Sunday, August 4, 2013

Two Truths For Marriage

When I look back over the past 16 years of my marriage, I realize that we had lots of great times AND hard times. We got married in 1997. I wasn't always unfaithful. There were many years when I did a lot of things well. There were also many years when I was VERY difficult to live with. I was argumentative, insecure, angry, overly busy, emotionally unavailable, impatient, and sadly, harsh.

I believed the lie that Amy was disgusted by me and really didn't like me all that much. I know for a fact she didn't like our situation or who I was becoming. I know she loved me regardless, but I didn't let her love (or God's) transform me. She tried to get help for us. I refused. I lied about my situation and problem. I made her feel alone, helpless, and longing for something better.

One thing I have learned and re-learned is that a great marriage requires an investment of time and energy to keep it growing and vibrant. It doesn't happen by accident. That's not romantic, but working to keep romance alive in your marriage is worthwhile and necessary. Many marriages are struggling, no doubt about it.

There are at least two beliefs or "truths" in marriage that seem to make a positive difference when realized and implemented. I have to remind myself of these for my own marriage, and often with clients who are struggling in their marriage. When these truths aren't occurring, it can lead to frustration, blame, negativity and drifting.

The two truths are:
1. Your spouse is not your enemy. You are on the same team.
2. Change starts with me. "My response is my responsibility."

I haven't encountered many couples who started out in their marriage feeling like enemies, but I have talked to many who feel that way later on when things "go south." They aren't feeling or acting like they are on the same team and feel like enemies - maybe they ARE enemies after years of turmoil.

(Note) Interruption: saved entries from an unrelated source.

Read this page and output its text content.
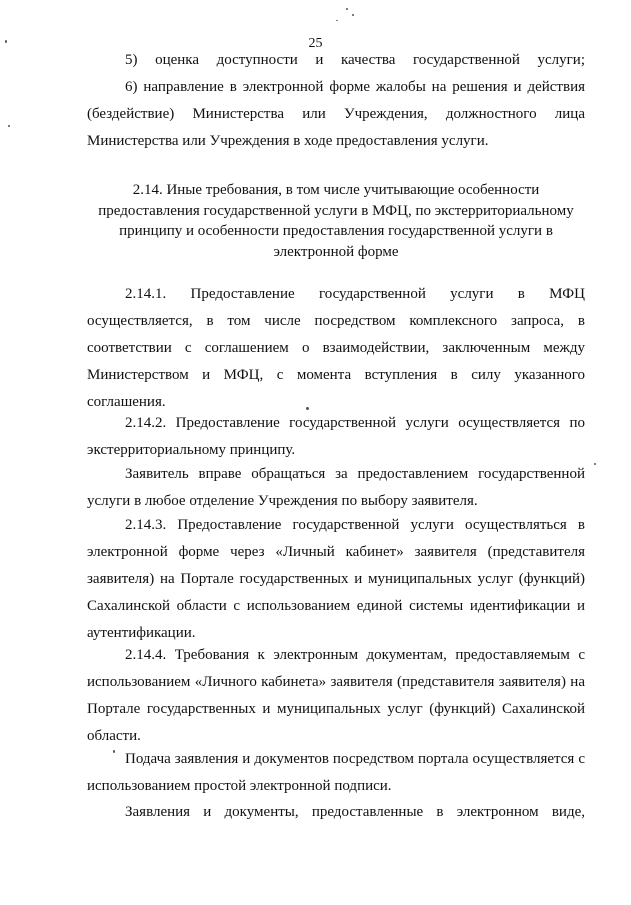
25

5) оценка доступности и качества государственной услуги;

6) направление в электронной форме жалобы на решения и действия (бездействие) Министерства или Учреждения, должностного лица Министерства или Учреждения в ходе предоставления услуги.

2.14. Иные требования, в том числе учитывающие особенности предоставления государственной услуги в МФЦ, по экстерриториальному принципу и особенности предоставления государственной услуги в электронной форме

2.14.1. Предоставление государственной услуги в МФЦ осуществляется, в том числе посредством комплексного запроса, в соответствии с соглашением о взаимодействии, заключенным между Министерством и МФЦ, с момента вступления в силу указанного соглашения.

2.14.2. Предоставление государственной услуги осуществляется по экстерриториальному принципу.

Заявитель вправе обращаться за предоставлением государственной услуги в любое отделение Учреждения по выбору заявителя.

2.14.3. Предоставление государственной услуги осуществляться в электронной форме через «Личный кабинет» заявителя (представителя заявителя) на Портале государственных и муниципальных услуг (функций) Сахалинской области с использованием единой системы идентификации и аутентификации.

2.14.4. Требования к электронным документам, предоставляемым с использованием «Личного кабинета» заявителя (представителя заявителя) на Портале государственных и муниципальных услуг (функций) Сахалинской области.

Подача заявления и документов посредством портала осуществляется с использованием простой электронной подписи.

Заявления и документы, предоставленные в электронном виде,
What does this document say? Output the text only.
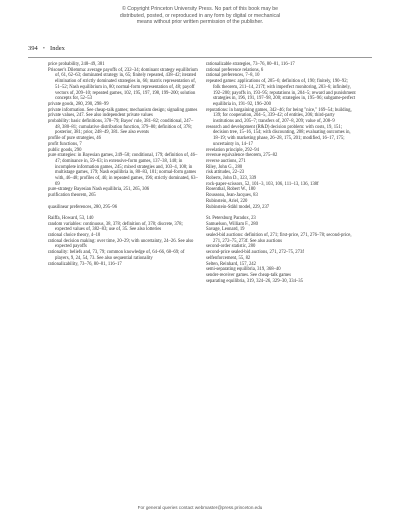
© Copyright Princeton University Press. No part of this book may be
distributed, posted, or reproduced in any form by digital or mechanical
means without prior written permission of the publisher.
394 • Index
price probability, 248–49, 381
Prisoner's Dilemma: average payoffs of, 232–34; dominant strategy equilibrium of, 61, 62–63; dominated strategy in, 65; finitely repeated, 438–42; iterated elimination of strictly dominated strategies in, 66; matrix representation of, 51–52; Nash equilibrium in, 80; normal-form representation of, 48; payoff vectors of, 209–10; repeated games, 102, 195, 197, 198, 199–200; solution concepts for, 52–53
private goods, 280, 290, 298–99
private information. See cheap-talk games; mechanism design; signaling games
private values, 247. See also independent private values
probability: basic definitions, 378–79; Bayes' rule, 381–82; conditional, 247–48, 380–81; cumulative distribution function, 379–80; definition of, 378; posterior, 381; prior, 248–49, 381. See also events
profile of pure strategies, 46
profit functions, 7
public goods, 290
pure strategies: in Bayesian games, 249–50; conditional, 179; definition of, 46–47; dominance in, 59–63; in extensive-form games, 137–38, 140; in incomplete information games, 245; mixed strategies and, 103–4, 108; in multistage games, 179; Nash equilibria in, 80–83, 101; normal-form games with, 46–48; profiles of, 46; in repeated games, 196; strictly dominated, 63–69
pure-strategy Bayesian Nash equilibria, 251, 265, 306
purification theorem, 265
quasilinear preferences, 280, 295–96
Raiffa, Howard, 53, 140
random variables: continuous, 38, 378; definition of, 378; discrete, 378; expected values of, 382–83; use of, 35. See also lotteries
rational choice theory, 4–10
rational decision making: over time, 20–29; with uncertainty, 24–26. See also expected payoffs
rationality: beliefs and, 73, 79; common knowledge of, 64–66, 68–69; of players, 9, 24, 54, 73. See also sequential rationality
rationalizability, 73–76, 80–81, 116–17
rationalizable strategies, 73–76, 80–81, 116–17
rational preference relations, 6
rational preferences, 7–8, 10
repeated games: applications of, 205–6; definition of, 190; finitely, 190–92; folk theorem, 211–14, 217f; with imperfect monitoring, 203–6; infinitely, 192–200; payoffs in, 193–95; reputations in, 204–5; reward and punishment strategies in, 196, 191, 197–98, 200; strategies in, 195–96; subgame-perfect equilibria in, 191–92, 196–200
reputations: in bargaining games, 342–46; for being "nice," 169–54; building, 139; for cooperation, 204–5, 339–42; of entities, 206; third-party institutions and, 205–7; transfers of, 207–8, 209; value of, 208–9
research and development (R&D) decision problem: with costs, 19, 151; decision tree, 15–16, 154; with discounting, 208; evaluating outcomes in, 18–19; with marketing phase, 26–28, 175, 201; modified, 16–17, 175; uncertainty in, 14–17
revelation principle, 292–94
revenue equivalence theorem, 275–82
reverse auctions, 271
Riley, John G., 280
risk attitudes, 22–23
Roberts, John D., 323, 339
rock-paper-scissors, 52, 101–3, 103, 106, 111–13, 136, 138f
Rosenthal, Robert W., 180
Rousseau, Jean-Jacques, 83
Rubinstein, Ariel, 220
Rubinstein-Ståhl model, 229, 237
St. Petersburg Paradox, 23
Samuelson, William F., 280
Savage, Leonard, 19
sealed-bid auctions: definition of, 271; first-price, 271, 276–78; second-price, 271, 272–75, 273f. See also auctions
second-order statistic, 280
second-price sealed-bid auctions, 271, 272–75, 273f
selfenforcement, 55, 82
Selten, Reinhard, 157, 242
semi-separating equilibria, 319, 368–40
sender-receiver games. See cheap-talk games
separating equilibria, 319, 324–26, 329–30, 334–35
For general queries contact webmaster@press.princeton.edu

Secondly, many of them are so focused on what the other is doing to "hurt" them, etc. that they neglect their own responsibilities in the relationship.

I did this for years. I took everything so personally with Amy, and others. I believed lies - I didn't think we were on the same team and I sure didn't live with the philosophy that "change starts with me." Very sad, but thankfully we are living a much different experience now. That's a huge testimony to God's grace and goodness!

There are a lot of factors that lead couples away from these two truths and into a relationship of turmoil, disappointment, and heartache. Ruling out those factors or at least discovering what they are will be helpful, but the focus needs to quickly shift to living out these two truths. It's not always a simple answer, and it sure isn't a "quick fix," but it will help for sure. 

When you start seeing your spouse as a "teammate" (even if you don't like them very much right now), you will hopefully treat him/her differently. In sports, teammates are supposed to encourage one another and do things that benefit the team and the individuals on the team, not the opposite. Marriage is a team effort, that also requires lots of work by each individual.

Also, when you stop trying to change your spouse and quit focusing on all of his/her faults and start looking at yourself, then blame, negativity and pride will hopefully decrease. You can't change your spouse. You can influence them though. What type of influence are you having? A positive one or negative?

As you pray for God to do a miracle in your marriage and give your situation over to Him, ask Him to help you apply these two truths: see your spouse as a teammate and accept responsibility for changing you, not your spouse. He is faithful and will help you. Pride, blame, unforgiveness, resentment, and bitterness won't set you free. Ask God to remove those and start getting honest with yourself and your spouse. Let God change you so you are more able to love others, even when they aren't acting so "lovely."

May the words from Ephesians 5:22-33 sink in and transform you!

Ephesians 5:22-33, The Message (MSG) 
Wives, understand and support your husbands in ways that show your support for Christ. The husband provides leadership to his wife the way Christ does to his church, not by domineering but by cherishing. So just as the church submits to Christ as he exercises such leadership, wives should likewise submit to their husbands.
Husbands, go all out in your love for your wives, exactly as Christ did for the church—a love marked by giving, not getting. Christ’s love makes the church whole. His words evoke her beauty. Everything he does and says is designed to bring the best out of her, dressing her in dazzling white silk, radiant with holiness. And that is how husbands ought to love their wives. They’re really doing themselves a favor—since they’re already “one” in marriage.
No one abuses his own body, does he? No, he feeds and pampers it. That’s how Christ treats us, the church, since we are part of his body. And this is why a man leaves father and mother and cherishes his wife. No longer two, they become “one flesh.” This is a huge mystery, and I don’t pretend to understand it all. What is clearest to me is the way Christ treats the church. And this provides a good picture of how each husband is to treat his wife, loving himself in loving her, and how each wife is to honor her husband.